With your admissions goodies in hand and parents at your side, it is pretty obvious to current students that you are visiting. That is totally fine. You do not need to worry about impressing any future peers. Even so, gaining as many perspectives of the school as possible is always a good thing. Sit in the student center, student section at a sports event, or the lobby of an academic building. Be observant and try to meet a current student outside the admissions office.

Meet a professor

Milligan dorm, Hart Hall

Most of the time you can set up an appointment with a professor in your field through the admissions office. These encounters are priceless. Professors want you to come to their school but, even more, they want you to feel the same passion they have for their field of study. Talking with a professor can be beneficial for gaining further knowledge about a possible major.

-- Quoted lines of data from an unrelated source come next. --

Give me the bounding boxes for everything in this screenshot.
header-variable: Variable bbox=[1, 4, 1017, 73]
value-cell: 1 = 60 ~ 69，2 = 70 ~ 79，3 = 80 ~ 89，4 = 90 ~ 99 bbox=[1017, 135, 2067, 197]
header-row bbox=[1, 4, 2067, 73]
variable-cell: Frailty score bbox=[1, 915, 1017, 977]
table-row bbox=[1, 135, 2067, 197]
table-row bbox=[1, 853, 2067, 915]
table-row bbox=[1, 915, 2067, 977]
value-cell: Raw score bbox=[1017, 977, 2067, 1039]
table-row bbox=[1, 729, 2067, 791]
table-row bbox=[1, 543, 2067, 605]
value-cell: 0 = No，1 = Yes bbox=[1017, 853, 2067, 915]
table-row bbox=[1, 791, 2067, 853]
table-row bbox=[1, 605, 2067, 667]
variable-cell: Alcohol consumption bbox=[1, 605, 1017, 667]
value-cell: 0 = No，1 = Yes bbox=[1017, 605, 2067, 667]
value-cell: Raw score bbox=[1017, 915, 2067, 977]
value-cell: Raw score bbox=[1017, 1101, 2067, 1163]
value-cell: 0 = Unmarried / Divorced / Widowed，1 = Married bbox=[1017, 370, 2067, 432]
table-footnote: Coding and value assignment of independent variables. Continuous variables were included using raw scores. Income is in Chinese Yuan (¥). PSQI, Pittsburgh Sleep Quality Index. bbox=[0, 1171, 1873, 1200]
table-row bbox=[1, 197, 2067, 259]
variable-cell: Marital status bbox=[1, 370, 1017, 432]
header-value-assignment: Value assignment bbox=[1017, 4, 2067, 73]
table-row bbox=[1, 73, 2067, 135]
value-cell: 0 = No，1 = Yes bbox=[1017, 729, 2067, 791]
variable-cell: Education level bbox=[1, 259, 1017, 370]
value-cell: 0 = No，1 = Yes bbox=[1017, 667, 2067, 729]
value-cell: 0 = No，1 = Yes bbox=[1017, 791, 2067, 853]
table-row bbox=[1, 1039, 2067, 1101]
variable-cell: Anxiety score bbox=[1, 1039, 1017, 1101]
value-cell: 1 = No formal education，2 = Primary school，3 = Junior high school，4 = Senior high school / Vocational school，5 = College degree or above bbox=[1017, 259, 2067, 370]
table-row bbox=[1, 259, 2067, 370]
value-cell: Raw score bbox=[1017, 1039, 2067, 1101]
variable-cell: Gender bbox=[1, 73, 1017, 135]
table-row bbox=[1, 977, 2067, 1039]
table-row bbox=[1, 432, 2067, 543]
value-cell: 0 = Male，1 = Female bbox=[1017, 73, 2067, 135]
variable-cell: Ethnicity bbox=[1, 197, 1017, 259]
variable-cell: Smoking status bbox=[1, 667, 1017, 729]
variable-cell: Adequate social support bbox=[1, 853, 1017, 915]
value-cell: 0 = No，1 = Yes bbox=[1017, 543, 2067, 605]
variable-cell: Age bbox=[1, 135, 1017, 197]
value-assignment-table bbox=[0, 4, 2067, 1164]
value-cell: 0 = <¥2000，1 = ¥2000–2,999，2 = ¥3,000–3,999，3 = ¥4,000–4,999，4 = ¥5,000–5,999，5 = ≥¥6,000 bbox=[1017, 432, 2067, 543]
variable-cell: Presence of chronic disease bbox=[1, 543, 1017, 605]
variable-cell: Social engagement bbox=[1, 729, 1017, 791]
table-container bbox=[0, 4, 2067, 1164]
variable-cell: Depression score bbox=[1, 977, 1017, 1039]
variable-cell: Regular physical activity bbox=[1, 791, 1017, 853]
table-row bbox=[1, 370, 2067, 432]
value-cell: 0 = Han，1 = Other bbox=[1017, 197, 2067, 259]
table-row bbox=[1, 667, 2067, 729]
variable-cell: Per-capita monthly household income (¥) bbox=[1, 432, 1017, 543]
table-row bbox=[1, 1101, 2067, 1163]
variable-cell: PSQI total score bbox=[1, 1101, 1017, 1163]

Do all you can while you are there

Meet all the coaches, professors, advisors, and students that you can. Attend all the info sessions, sporting events, and campus activities available that day. See the whole campus, quirks and all, and the area around campus. You will regret it if you don’t.

Do not overload on college visits

Road trip tours are special, but visiting 10 colleges within one week does just about as much good as cramming the night before an exam. Yes, it is important to see all the schools you are considering, but it is more important to be able to consider them individually while you are on your visit.

Start a notebook to document your impressions

After each visit write down your impression of that school. Whether you write two words or five pages, having these notes will be a huge blessing a few months after your visit. Especially if you are doing multiple visits back to back, it is important to distinguish which school was which. Even if you write down a lot of information, challenge yourself to choose a couple words to encompass your impressions of each school.